A fifth-grade student in Assam has written an open letter to the UN Secretary-General over the violence that has gripped his state following protests against the newly amended citizenship law. The student's emotional letter, written amid violence and curfew, urges the United Nations to intervene and restore normalcy to his state.
Yashvir Aalam Islam, a student of Guwahati's Don Bosco School said this was the first time he has seen his city this way. "My heart was weeping when I saw my homeland, Assam, burning," he said. The boy goes on to mention the instances of police brutality; the use of tear gas, water cannons and rubber bullets against protesters, adding that five people have been killed in police action.
"Sir, no one is hearing our people's voice... I want my happy life back, weekend cinema, KFC treat by my parents...We are feeling helpless because no one is there to listen to us," the boy wrote in his letter, a copy of which has been emailed to Secretary-General Antonio Guterres.
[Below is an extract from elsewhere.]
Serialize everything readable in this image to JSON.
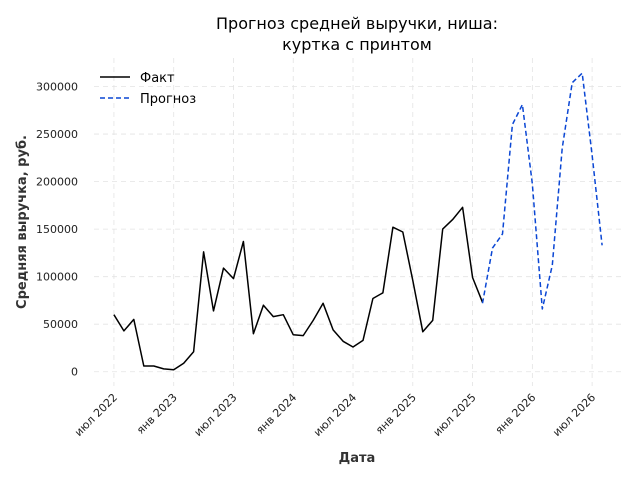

"I had read in my social studies class about (the) UN and what it does and how one can write to (the) UN in days of (a) humanitarian crisis. That day while returning from school I saw in front of me violent protests and policing firing. I spoke to an uncle who advised me to write to (the) UN," Yashvir told NDTV.
His mother Afrida Hussian, a journalist, said she supported his initiative and helped him send the letter to the UN Secretary-General. "I helped him by mailing it to (the) UN from my email ID since he does not have access to the internet. But later, I helped him open an email account and mail it again...It is not a standalone case, think about the situation the kids have gone through, even adults were traumatised," said Ms Hussian, who runs a news portal based in Guwahati.
The Citizenship (Amendment) Act for the first time makes religion the test of citizenship in India. The government says it will help minorities from three Muslim-dominated countries to get citizenship if they fled to India because of religious persecution.
Critics say it is designed to discriminate against Muslims and violates the secular principles of the constitution. The controversial law has triggered protests across the Northeast where people fear the law will lead to a massive influx of immigrants from Bangladesh and change their demography, robbing them of their identity.